My real question was if it was possible to ensure that the slanted edge of your reference brush hits another grid intersection anywhere, because then you can clip instead of carving, making everyone happier and less paranoid about apocalyptic happenings brought on by carving.

There is possibly some far-out there grid intersection where it lines up on at least the 1 grid, but I'm too lazy to do the math and I'm not sure it'd improve the process by much trying to line the clipper up each time. Just remind yourself that carving like this really isn't any different from the clip tool, and not as terror-inducing as trying to cut holes in things. :)

Bookmarking this thread. Fantastic techniques to break out of the orthogonal composition that many Source mappers are chained to. Nice work.

Thanks! It's one of the greatest strengths of instances beyond the re-use of repeated objects. I'm taking it to an extreme, but you could do this with any building sans the wedge setup - just build and detail normally, then drop it as an instance and rotate to your heart's content.
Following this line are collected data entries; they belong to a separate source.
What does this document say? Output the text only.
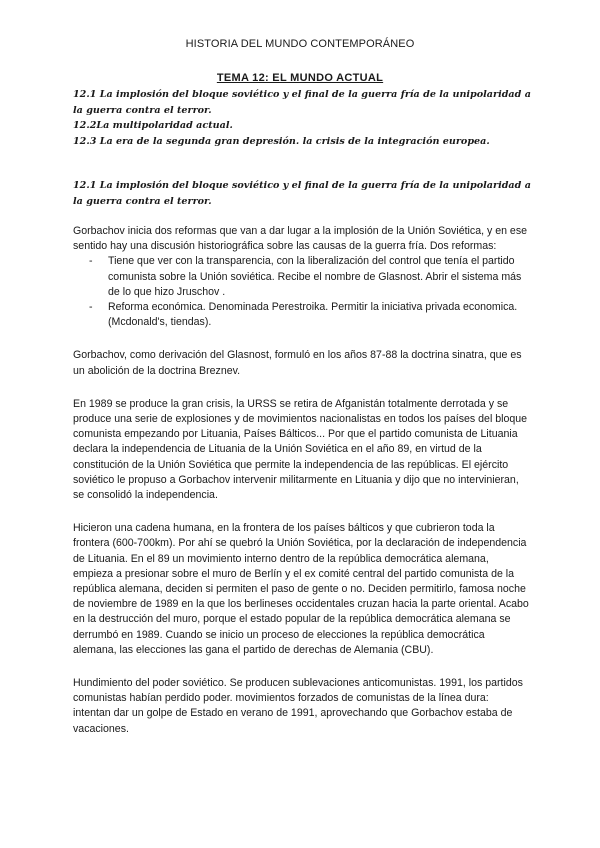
HISTORIA DEL MUNDO CONTEMPORÁNEO
TEMA 12: EL MUNDO ACTUAL
12.1 La implosión del bloque soviético y el final de la guerra fría de la unipolaridad a la guerra contra el terror.
12.2La multipolaridad actual.
12.3 La era de la segunda gran depresión. la crisis de la integración europea.
12.1 La implosión del bloque soviético y el final de la guerra fría de la unipolaridad a la guerra contra el terror.

Gorbachov inicia dos reformas que van a dar lugar a la implosión de la Unión Soviética, y en ese sentido hay una discusión historiográfica sobre las causas de la guerra fría. Dos reformas:

- Tiene que ver con la transparencia, con la liberalización del control que tenía el partido comunista sobre la Unión soviética. Recibe el nombre de Glasnost. Abrir el sistema más de lo que hizo Jruschov .
- Reforma económica. Denominada Perestroika. Permitir la iniciativa privada economica. (Mcdonald's, tiendas).

Gorbachov, como derivación del Glasnost, formuló en los años 87-88 la doctrina sinatra, que es un abolición de la doctrina Breznev.

En 1989 se produce la gran crisis, la URSS se retira de Afganistán totalmente derrotada y se produce una serie de explosiones y de movimientos nacionalistas en todos los países del bloque comunista empezando por Lituania, Países Bálticos... Por que el partido comunista de Lituania declara la independencia de Lituania de la Unión Soviética en el año 89, en virtud de la constitución de la Unión Soviética que permite la independencia de las repúblicas. El ejército soviético le propuso a Gorbachov intervenir militarmente en Lituania y dijo que no intervinieran, se consolidó la independencia.

Hicieron una cadena humana, en la frontera de los países bálticos y que cubrieron toda la frontera (600-700km). Por ahí se quebró la Unión Soviética, por la declaración de independencia de Lituania. En el 89 un movimiento interno dentro de la república democrática alemana, empieza a presionar sobre el muro de Berlín y el ex comité central del partido comunista de la república alemana, deciden si permiten el paso de gente o no. Deciden permitirlo, famosa noche de noviembre de 1989 en la que los berlineses occidentales cruzan hacia la parte oriental. Acabo en la destrucción del muro, porque el estado popular de la república democrática alemana se derrumbó en 1989. Cuando se inicio un proceso de elecciones la república democrática alemana, las elecciones las gana el partido de derechas de Alemania (CBU).

Hundimiento del poder soviético. Se producen sublevaciones anticomunistas. 1991, los partidos comunistas habían perdido poder. movimientos forzados de comunistas de la línea dura: intentan dar un golpe de Estado en verano de 1991, aprovechando que Gorbachov estaba de vacaciones.
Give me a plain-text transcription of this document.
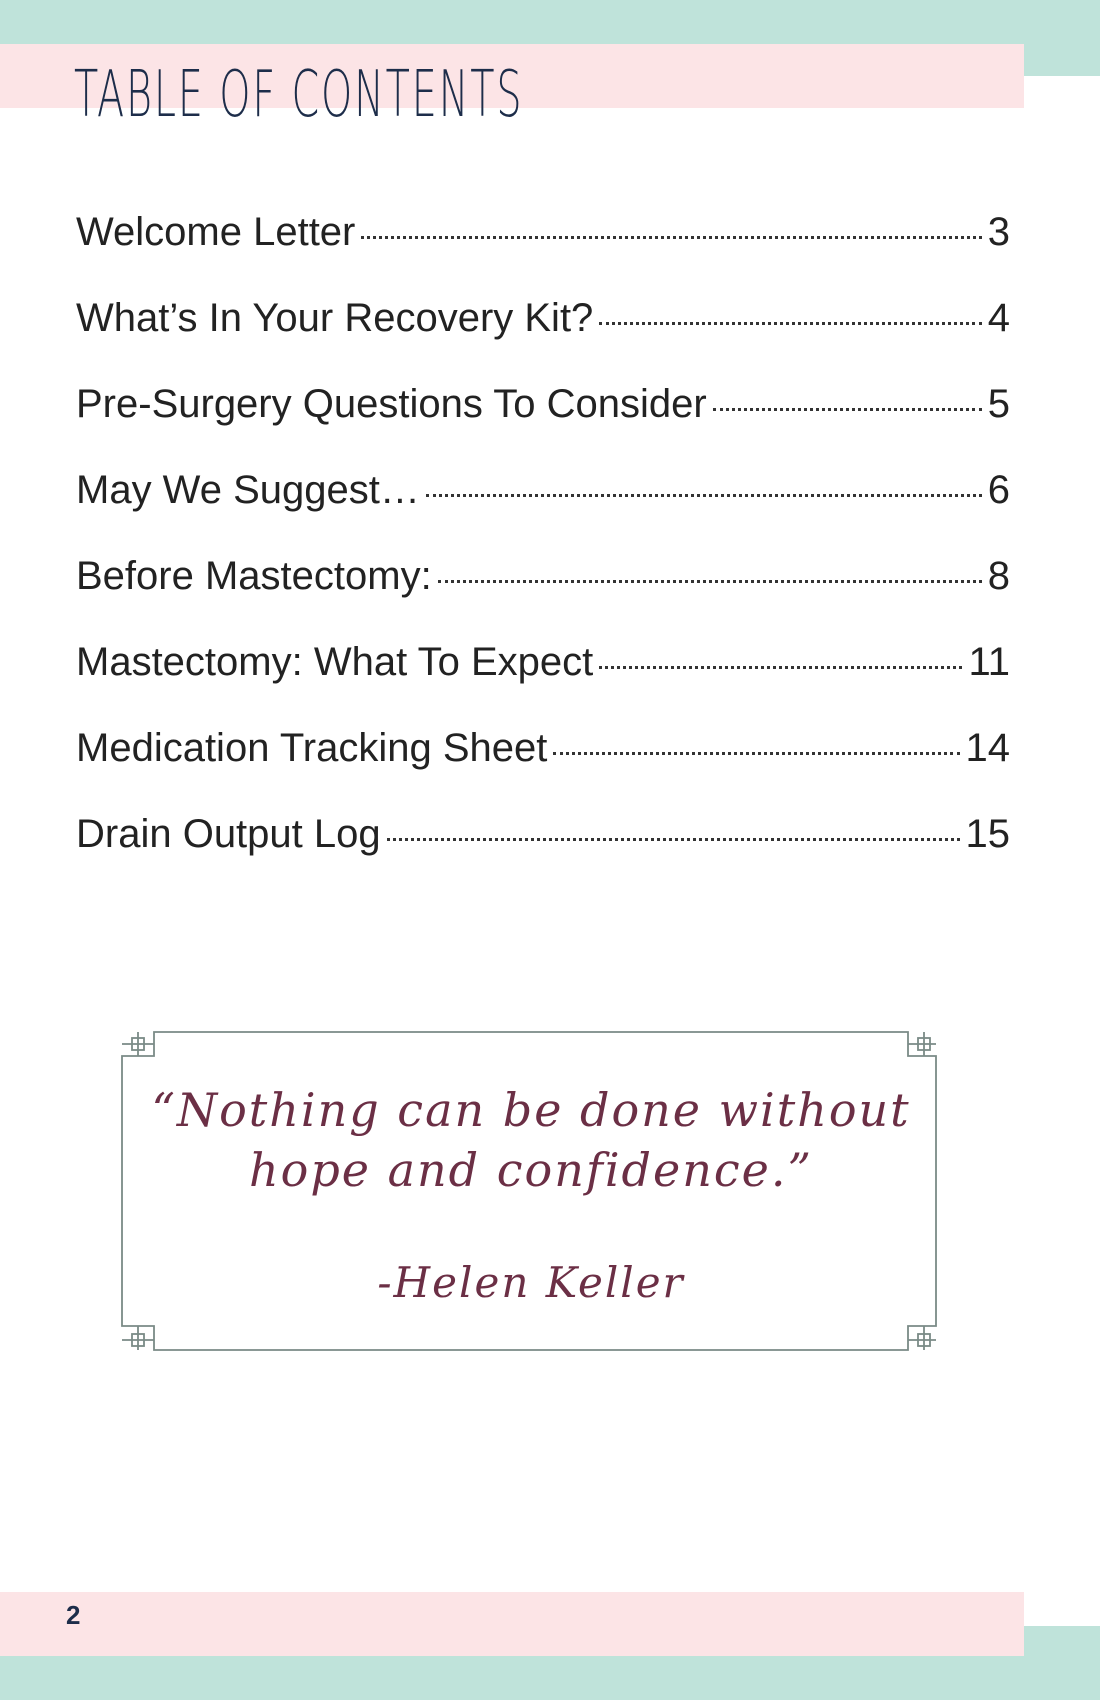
TABLE OF CONTENTS
Welcome Letter	3
What’s In Your Recovery Kit?	4
Pre-Surgery Questions To Consider	5
May We Suggest…	6
Before Mastectomy:	8
Mastectomy: What To Expect	11
Medication Tracking Sheet	14
Drain Output Log	15
“Nothing can be done without
hope and confidence.”
-Helen Keller
2
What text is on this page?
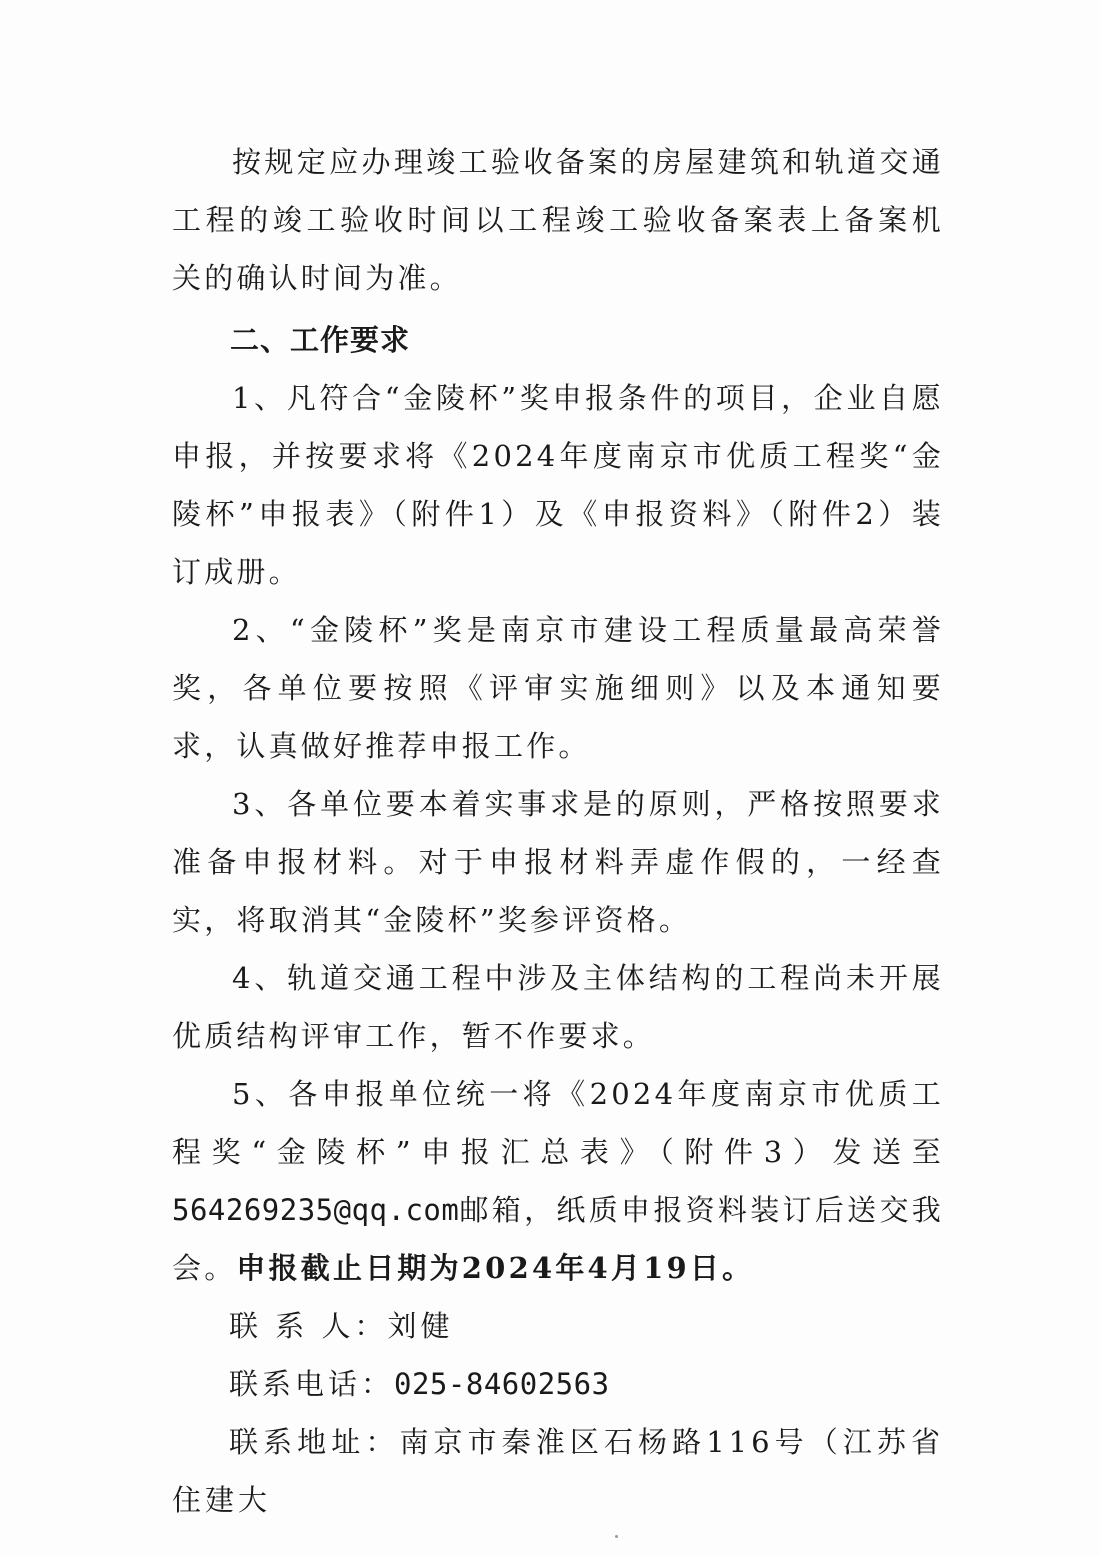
按规定应办理竣工验收备案的房屋建筑和轨道交通工程的竣工验收时间以工程竣工验收备案表上备案机关的确认时间为准。

二、工作要求

1、凡符合“金陵杯”奖申报条件的项目，企业自愿申报，并按要求将《2024年度南京市优质工程奖“金陵杯”申报表》（附件1）及《申报资料》（附件2）装订成册。

2、“金陵杯”奖是南京市建设工程质量最高荣誉奖，各单位要按照《评审实施细则》以及本通知要求，认真做好推荐申报工作。

3、各单位要本着实事求是的原则，严格按照要求准备申报材料。对于申报材料弄虚作假的，一经查实，将取消其“金陵杯”奖参评资格。

4、轨道交通工程中涉及主体结构的工程尚未开展优质结构评审工作，暂不作要求。

5、各申报单位统一将《2024年度南京市优质工程奖“金陵杯”申报汇总表》（附件3）发送至564269235@qq.com邮箱，纸质申报资料装订后送交我会。申报截止日期为2024年4月19日。

联 系 人：刘健

联系电话：025-84602563

联系地址：南京市秦淮区石杨路116号（江苏省住建大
You'll get a few weird portal intersections on the outside corners and on the interior if you cross the 1024 cuts that vbsp inserts (I had to offset Roundhouse's center to 512,512 to help clean up those cuts a bit), but it shouldn't give you any noticeable trouble.

If any of you guys have Modern Warfare on the PC, their editor has a version of instances that, as I understand it, the Valve implementation was somewhat based on. I think it was the levels "Safehouse" and "Heat" levels (same level, just played in reverse and at different times of day with different pacing) that really tipped me off to the best way to start using them and made me wonder if this circular setup might be possible with them in Source.
 

WolfKit

L3: Member
Jun 26, 2012
128
83
I'm pretty sure that 45 degrees and 90 degrees and 180 degrees are the only angles which provide a regular slope and divide a circle into a whole number of pieces, sorry.
 

FunkEdge

L3: Member
Jan 14, 2017
143
59
no bloody way a map that looks this good is alpha 1!